A very fresh example from the ongoing TCEC championship: Houdini is Black against Stockfish.
What did the "perfect" engine play here? Extremely hard to guess...
12...Bc6!!
A sheer touch of genius- right?
Do you think any decent GM/IM would have any trouble demolishing Houdini after that?
Stockfish played as simply as Bd3, followed by castling- and Houdini uncorked the fiendish plan: He transferred the f6 knight to b6!!!
Now Black has an inpregnable queenside fortress: Bishop on c6, knights at a5 and b6. A slight technical problem: all three pieces are doing nothing there, and the poor king is on the other side of the board, stripped of his most valuable defenders...
For the record, the game lasted 26 moves- the Black operator threw in the towel just a few moves before Black getting mated.

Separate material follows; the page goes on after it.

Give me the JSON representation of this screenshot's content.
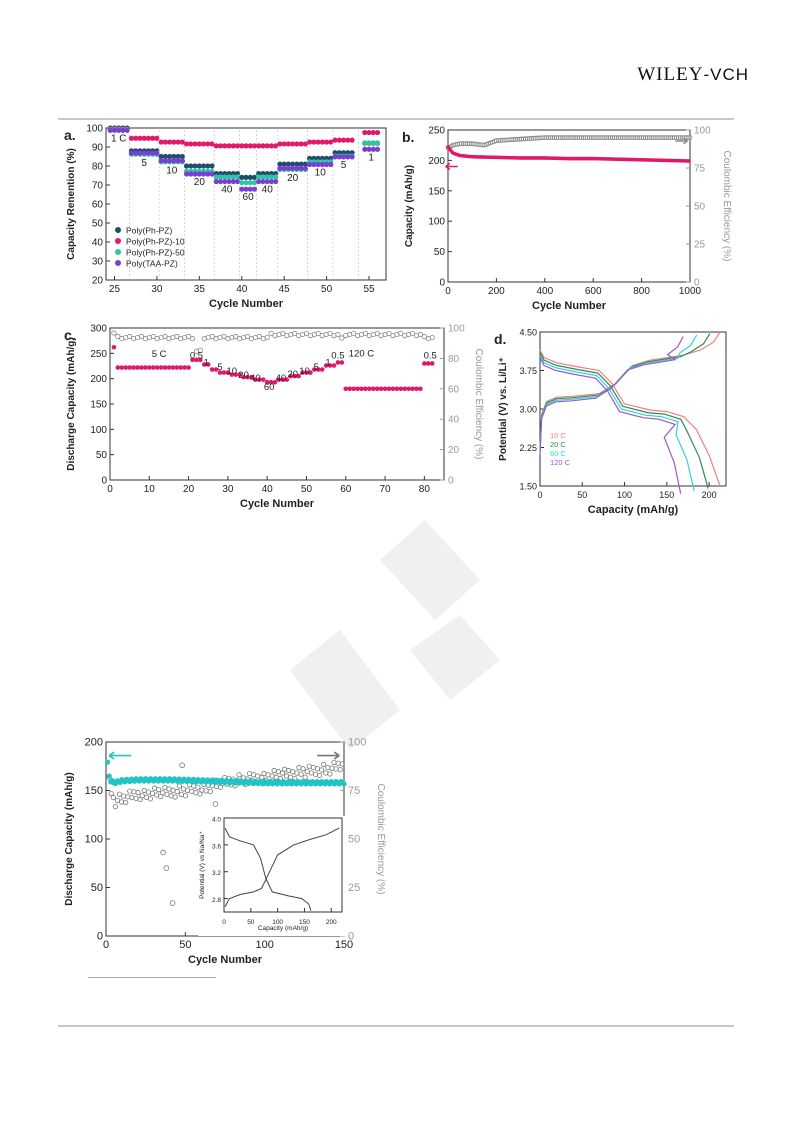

I do not mean that computers usually play moves as ridiculous as 12...Bc6. My point is that people do not understand that engines operate on flawed code, and they are pretty vulnerable without proper human intervention. If I had Houdini, or any other engine suggesting such a move during an ICCF/LSS game, I would simply tell him to shut the fook up.
well my houdini plays rook to c8 with enouch time not the time as TCEC championship is clearly that Bc6 is not a good move coz dont let the pawn go to c5 and open the center
Komodo TCEC @25 ply says 12...c5. I couldn't keep the engine running for longer because it's already 35º here in Seville.